The film is about Ray Eddy, (Melissa Leo), a mother of two who gets involved in a cross-border migrant smuggling operation with Lila Littlewolf, (Misty Upham), a Mohawk widow living on a reservation. The film is set in Maine on the Canada-United States border.
Eddy and Littlewolf go from strangers to friends as the film progresses. While their first encounter is rough, they work together to make money by smuggling illegal immigrants from the Canadian side of a frozen St. Lawrence River to the American side. This is where the film gets its name, and each trip across has you wondering whether they will make it or not.
The writing by Courtney Hunt, who also directed the film, is very well done. She captures the desperation of Eddy as a struggling mother trying to save up for a new home while her husband gambles away their savings. She also writes Littlewolf’s character well, showing a struggling widow trying to take back her son who is being raised by her mother-in-law.
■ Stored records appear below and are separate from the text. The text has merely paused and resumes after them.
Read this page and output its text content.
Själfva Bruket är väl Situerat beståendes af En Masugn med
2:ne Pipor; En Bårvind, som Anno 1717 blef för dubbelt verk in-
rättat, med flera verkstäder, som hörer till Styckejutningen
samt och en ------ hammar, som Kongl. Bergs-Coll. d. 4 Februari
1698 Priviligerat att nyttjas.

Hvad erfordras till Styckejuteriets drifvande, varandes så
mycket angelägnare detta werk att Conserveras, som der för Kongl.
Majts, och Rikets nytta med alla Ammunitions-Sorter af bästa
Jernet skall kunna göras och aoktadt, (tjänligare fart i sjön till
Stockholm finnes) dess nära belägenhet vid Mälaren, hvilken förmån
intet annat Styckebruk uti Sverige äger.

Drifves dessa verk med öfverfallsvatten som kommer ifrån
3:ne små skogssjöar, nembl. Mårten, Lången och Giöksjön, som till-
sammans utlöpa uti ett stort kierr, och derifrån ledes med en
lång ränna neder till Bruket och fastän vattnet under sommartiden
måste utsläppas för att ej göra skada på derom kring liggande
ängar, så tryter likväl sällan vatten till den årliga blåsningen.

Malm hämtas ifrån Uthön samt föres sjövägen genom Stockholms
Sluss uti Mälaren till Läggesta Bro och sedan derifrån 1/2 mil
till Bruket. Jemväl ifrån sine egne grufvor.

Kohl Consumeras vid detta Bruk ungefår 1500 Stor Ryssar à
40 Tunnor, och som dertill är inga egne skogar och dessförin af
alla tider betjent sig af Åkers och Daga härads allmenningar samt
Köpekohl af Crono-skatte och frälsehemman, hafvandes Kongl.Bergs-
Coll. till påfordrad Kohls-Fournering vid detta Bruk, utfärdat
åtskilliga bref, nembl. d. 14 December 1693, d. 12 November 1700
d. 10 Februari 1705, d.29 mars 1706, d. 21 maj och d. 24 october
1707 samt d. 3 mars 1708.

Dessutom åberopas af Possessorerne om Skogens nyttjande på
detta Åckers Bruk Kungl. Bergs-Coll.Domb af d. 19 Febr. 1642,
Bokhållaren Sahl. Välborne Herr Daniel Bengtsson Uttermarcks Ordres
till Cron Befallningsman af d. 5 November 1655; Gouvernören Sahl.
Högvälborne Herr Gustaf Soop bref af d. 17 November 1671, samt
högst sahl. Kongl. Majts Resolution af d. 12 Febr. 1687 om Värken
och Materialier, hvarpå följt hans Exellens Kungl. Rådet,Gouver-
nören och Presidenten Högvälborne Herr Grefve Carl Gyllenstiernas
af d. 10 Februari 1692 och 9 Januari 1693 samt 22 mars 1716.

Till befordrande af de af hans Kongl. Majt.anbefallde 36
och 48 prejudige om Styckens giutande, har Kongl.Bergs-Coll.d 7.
One key moment in the film is when the two women smuggle a Pakistani couple across the river in Eddy’s car. Eddy is suspicious of the couple’s backpack, fearing it contains a bomb. She throws it out of the car but is informed there is a baby inside after dropping the couple off on the American side of the river. After rushing back to retrieve the child, only to find him cold and unresponsive, Eddy and Littlewolf resuscitate the baby and reunite him with his parents.
The climax of the film comes when the women pick up two young Asian girls from a French-speaking pimp. A tense moment arises when the man tries to pay only half the rate, resulting in Eddy pulling her gun on him. After forcing him to pay the other half, he shoots her in the ear. Then while attempting to cross the river, her car gets stuck on a piece of ice, forcing the group to complete the journey on foot, while also trying to avoid the authorities.
Overall, the film’s overarching theme of two desperate mothers doing what they can to support their children is hard to miss. Set on the Mohawk reservation at the U.S.-Canada border, the film explores themes of poverty, survival and moral ambiguity through the lens of two struggling mothers—one white and one Mohawk—who turn to human smuggling out of necessity.
While Eddy is scraping together just enough money to keep the lights on, Littlewolf is saving up for a crib so she can retake custody of her son, who is only a year old. It is a well-done low budget movie that reminds the viewer of how desperate times can result in people taking desperate measures.